There is, perhaps, very little to be done to halt what is obviously Nigeria’s march to dismemberment if the Federal Government fails to act decisively. Many Nigerians are as confounded by the carnage as the inaction of the Federal Government. The failure to protect the lives of Nigerians in the hands of the herdsmen whose value for animal is worth more than human beings, sucks. It is still doubtful whether indeed all the carnage is committed for protection of the life of a cow. This is because some of the states since the carnage had some rapprochement with the herders on how to settle disputes arising from loss on either side.
For example, the government of Anambra State under Chief Willie Obiano had such a committee set up with members drawn from the leaderships of various communities in the state and the Miyetti Allah group. They mediate between the host communities and the herders in the event of damage to either farmlands or cattle. And so far, the committee has discharged the duties of the office well and averted crisis in the state. It is not likely that peace will elude the state except the committee no longer sits or is incapacitated by internal crisis.
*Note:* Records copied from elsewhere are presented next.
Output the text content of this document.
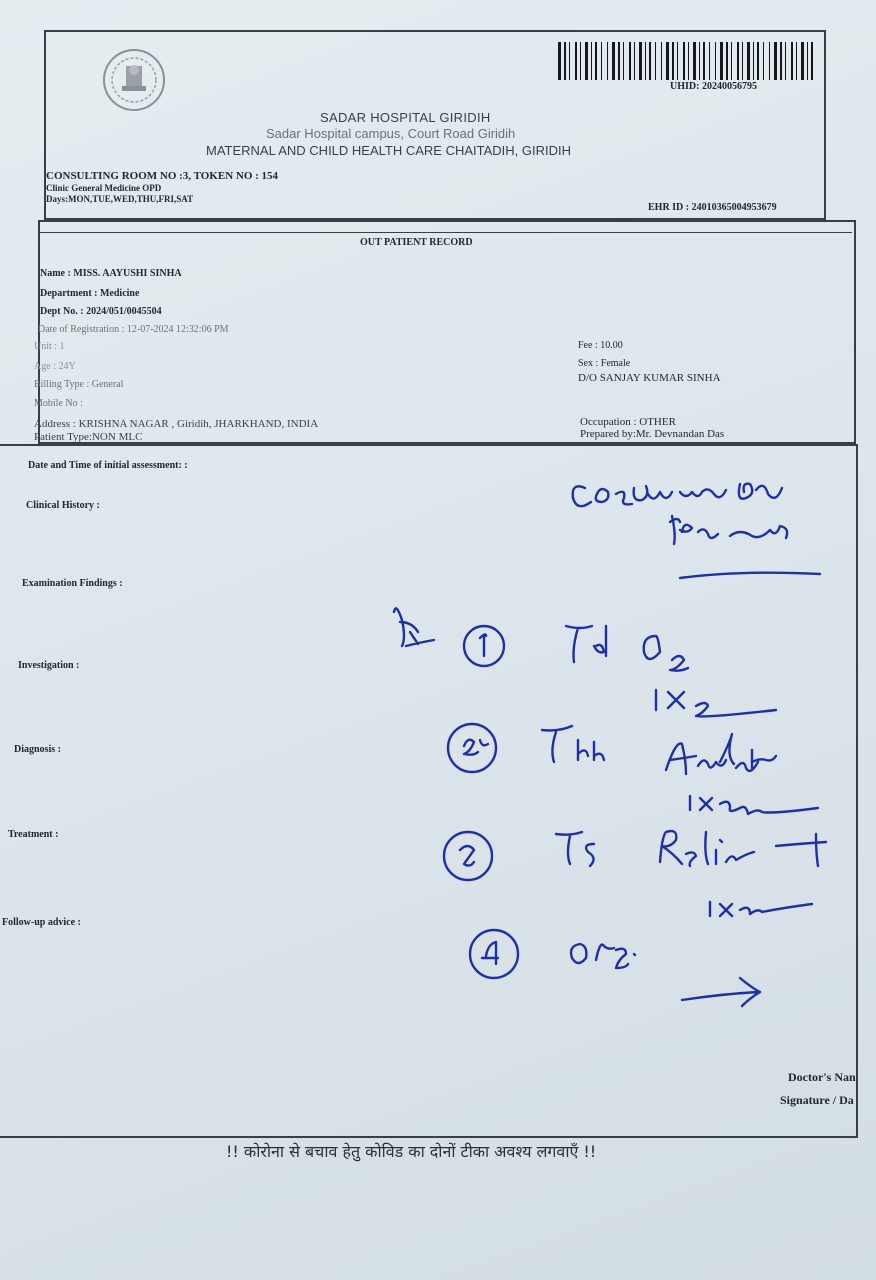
UHID: 20240056795
SADAR HOSPITAL GIRIDIH
Sadar Hospital campus, Court Road Giridih
MATERNAL AND CHILD HEALTH CARE CHAITADIH, GIRIDIH
CONSULTING ROOM NO :3, TOKEN NO : 154
Clinic General Medicine OPD
Days:MON,TUE,WED,THU,FRI,SAT
EHR ID : 24010365004953679
OUT PATIENT RECORD
Name : MISS. AAYUSHI SINHA
Department : Medicine
Dept No. : 2024/051/0045504
Date of Registration : 12-07-2024 12:32:06 PM
Unit : 1
Age : 24Y
Billing Type : General
Mobile No :
Address : KRISHNA NAGAR , Giridih, JHARKHAND, INDIA
Patient Type:NON MLC
Fee : 10.00
Sex : Female
D/O SANJAY KUMAR SINHA
Occupation : OTHER
Prepared by:Mr. Devnandan Das
Date and Time of initial assessment: :
Clinical History :
Examination Findings :
Investigation :
Diagnosis :
Treatment :
Follow-up advice :
Doctor's Nan
Signature / Da
!! कोरोना से बचाव हेतु कोविड का दोनों टीका अवश्य लगवाएँ !!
However, there is a strong indication that the carnage might be caused by a more compelling need. The idea of a grazing colony, bandied around since the Benue crisis, appears to confirm it. Similarly, the carnage was more to subjugate and dispossess rather than avenge the dead cattle. But, it will serve everybody better if the idea of ranching, which is the practice elsewhere in the world, is adopted. Nigeria will be saved untimely disintegration.
Igwe Odegboh writes from Nteje, Anambra State.